5月11日 がん闘病 山下弘子さん、3月に死去25歳

朝日新聞2018年5月6日31面:「今を生きる」勇気あなたにもらった がんのために19歳で「余命半年」と宣言され、今年3月25日に25歳で亡くなった神戸市の山下弘子さん。闘病しながらの自身の体験を語る講演をしたり、生命保険会社のCMに出たりして「今を生きる」ことを訴えてきた。「勇気をもらえた」とがん患者から倬む声が広がっている。
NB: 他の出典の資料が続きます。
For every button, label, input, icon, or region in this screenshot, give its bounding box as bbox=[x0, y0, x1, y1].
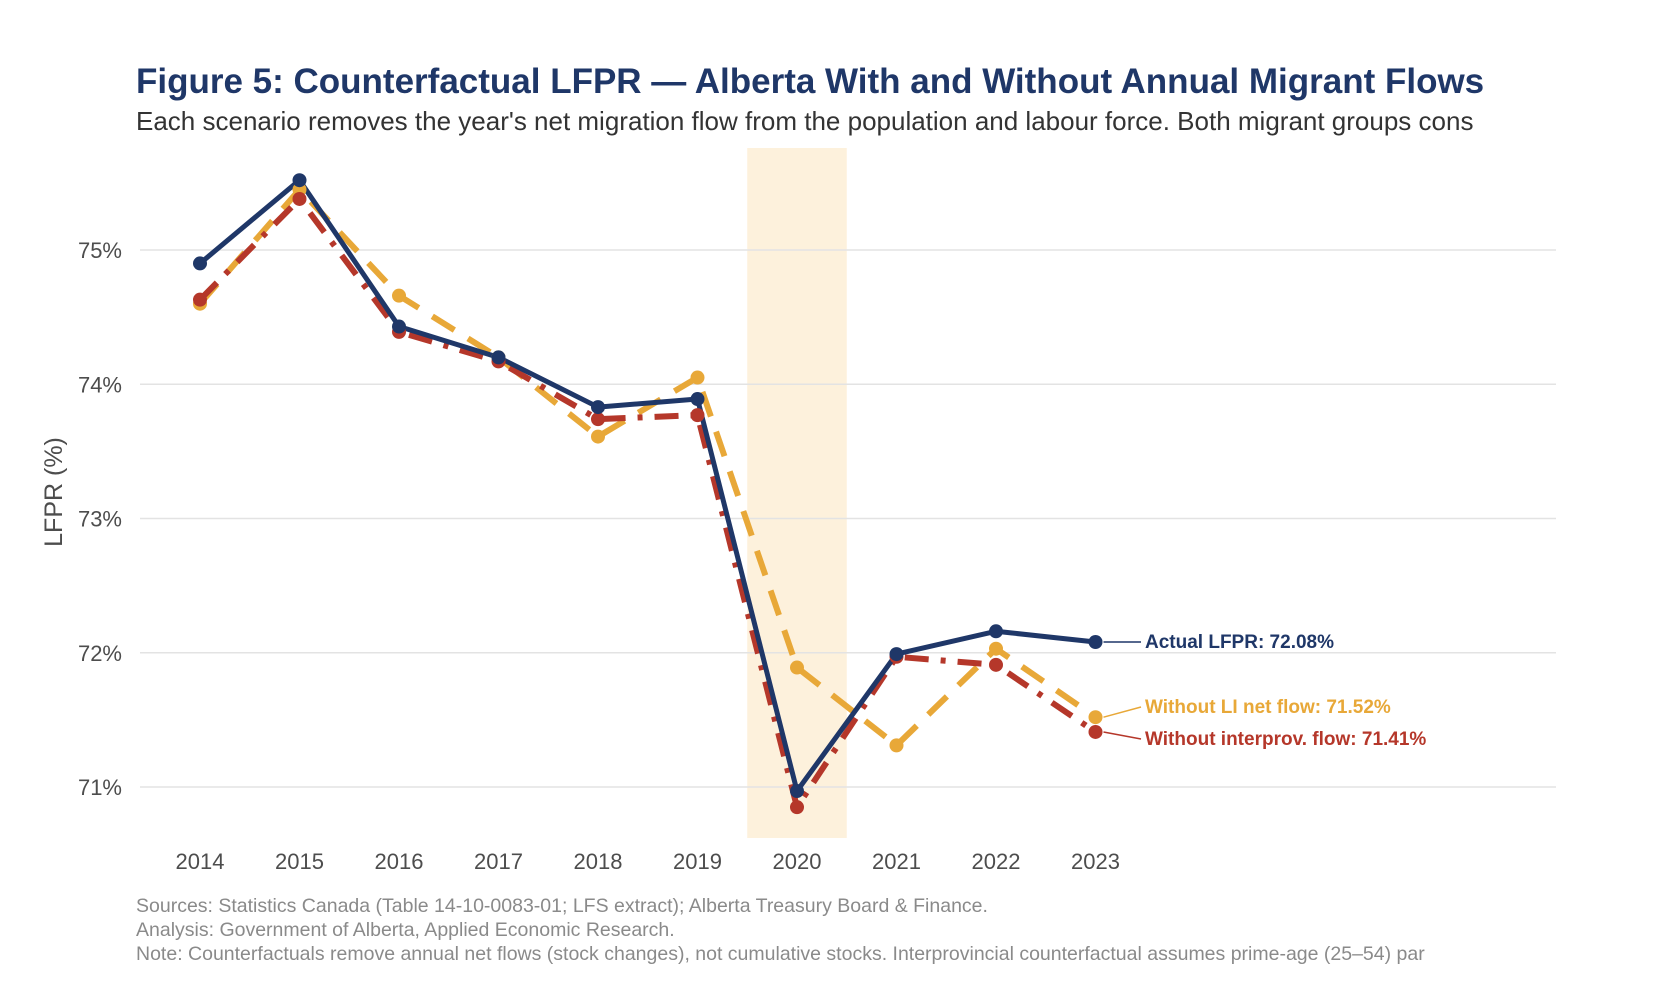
y-tick-label-73: 73% bbox=[78, 507, 122, 532]
chart-title: Figure 5: Counterfactual LFPR — Alberta … bbox=[136, 62, 1485, 101]
x-axis: 2014 2015 2016 2017 2018 2019 2020 2021 2022 2023 bbox=[176, 849, 1120, 874]
series-point-without_li-2021 bbox=[889, 738, 904, 753]
y-tick-label-74: 74% bbox=[78, 372, 122, 397]
series-point-actual-2018 bbox=[591, 400, 605, 415]
x-tick-label-2018: 2018 bbox=[574, 849, 623, 874]
highlight-band-2020 bbox=[747, 148, 847, 838]
x-tick-label-2016: 2016 bbox=[375, 849, 424, 874]
x-tick-label-2023: 2023 bbox=[1071, 849, 1120, 874]
end-label-layer: Actual LFPR: 72.08% Without LI net flow: … bbox=[1103, 632, 1426, 750]
y-tick-label-75: 75% bbox=[78, 238, 122, 263]
chart-subtitle: Each scenario removes the year's net mig… bbox=[136, 106, 1474, 136]
series-point-without_li-2018 bbox=[591, 429, 605, 444]
series-point-without_interprov-2020 bbox=[790, 800, 804, 815]
series-point-without_li-2016 bbox=[392, 288, 406, 303]
end-label-without_interprov: Without interprov. flow: 71.41% bbox=[1145, 729, 1426, 750]
series-point-without_li-2019 bbox=[690, 370, 705, 385]
series-point-without_interprov-2014 bbox=[193, 292, 207, 307]
series-point-actual-2016 bbox=[392, 319, 406, 334]
end-label-actual: Actual LFPR: 72.08% bbox=[1145, 632, 1334, 653]
x-tick-label-2020: 2020 bbox=[773, 849, 822, 874]
series-line-without_interprov bbox=[197, 195, 1098, 811]
x-tick-label-2015: 2015 bbox=[275, 849, 324, 874]
series-point-without_interprov-2015 bbox=[292, 191, 307, 206]
x-tick-label-2017: 2017 bbox=[474, 849, 523, 874]
x-tick-label-2014: 2014 bbox=[176, 849, 225, 874]
y-tick-label-72: 72% bbox=[78, 641, 122, 666]
series-line-actual bbox=[198, 177, 1096, 794]
end-label-without_li: Without LI net flow: 71.52% bbox=[1145, 697, 1391, 718]
series-point-without_interprov-2023 bbox=[1088, 724, 1103, 739]
leader-line-without_li bbox=[1103, 706, 1142, 718]
y-axis-title: LFPR (%) bbox=[40, 437, 68, 547]
series-point-actual-2015 bbox=[292, 173, 307, 188]
footer-analysis: Analysis: Government of Alberta, Applied… bbox=[136, 919, 675, 941]
x-tick-label-2021: 2021 bbox=[872, 849, 921, 874]
series-point-without_interprov-2022 bbox=[989, 657, 1003, 672]
gridline-layer bbox=[140, 249, 1556, 788]
series-point-actual-2019 bbox=[690, 392, 705, 407]
y-axis: 71% 72% 73% 74% 75% bbox=[78, 238, 122, 800]
series-point-without_li-2022 bbox=[989, 641, 1003, 656]
chart-footer: Sources: Statistics Canada (Table 14-10-… bbox=[136, 894, 1600, 966]
series-point-actual-2023 bbox=[1088, 635, 1103, 650]
series-point-actual-2021 bbox=[889, 647, 904, 662]
footer-note: Note: Counterfactuals remove annual net … bbox=[136, 943, 1425, 965]
series-point-actual-2017 bbox=[491, 350, 506, 365]
highlight-band-layer bbox=[747, 148, 847, 838]
series-point-without_li-2020 bbox=[790, 660, 804, 675]
series-point-without_li-2023 bbox=[1088, 710, 1103, 725]
y-tick-label-71: 71% bbox=[78, 775, 122, 800]
x-tick-label-2022: 2022 bbox=[972, 849, 1021, 874]
series-point-actual-2022 bbox=[989, 624, 1003, 639]
series-point-without_interprov-2018 bbox=[591, 412, 605, 427]
series-point-actual-2014 bbox=[193, 256, 207, 271]
series-point-without_interprov-2019 bbox=[690, 408, 705, 423]
series-point-actual-2020 bbox=[790, 784, 804, 799]
series-layer bbox=[193, 173, 1103, 815]
series-line-without_li bbox=[197, 186, 1098, 749]
footer-sources: Sources: Statistics Canada (Table 14-10-… bbox=[136, 895, 988, 917]
x-tick-label-2019: 2019 bbox=[673, 849, 722, 874]
leader-line-without_interprov bbox=[1103, 731, 1142, 740]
19歳で余命半年 転移と再発と 3月27日深夜、神戸市の通夜の式場に中年の男性が訪れた。「彼女は命の恩人だ。焼香させてほしい」弘子さんと同じ肝臓がんだった。自暴自棄になり、会社を辞めて、治療も拒んだ。だが、弘子さんの活動をブログなどで知り、「こんな若い子が頑張っているのなら」と治療を始め、2月に再就職したという。弘子さんの夫で兵庫県議の前田朋己さん(38)に男性が書いた手紙には「私の術後の人生は、彼女の活動から派生した力で得た時間といってもいいかもしれません」とつづらていた。弘子さんは立命館大在学中の2012年に肝臓がんが見つかった。摘出手術を受けたが、13年に肺への転移と肝臓がんの再発が判明。このころ、同じ大学出身の前田さんと知り合った。病院と自宅の往復ばかりにならないよう、前田さんは趣味の海外旅行に弘子さんを連れ出した。メキシコでダイビングをしたり、アイスランドで氷河に登ったり。2人で訪れた国は延べ約30カ国になる。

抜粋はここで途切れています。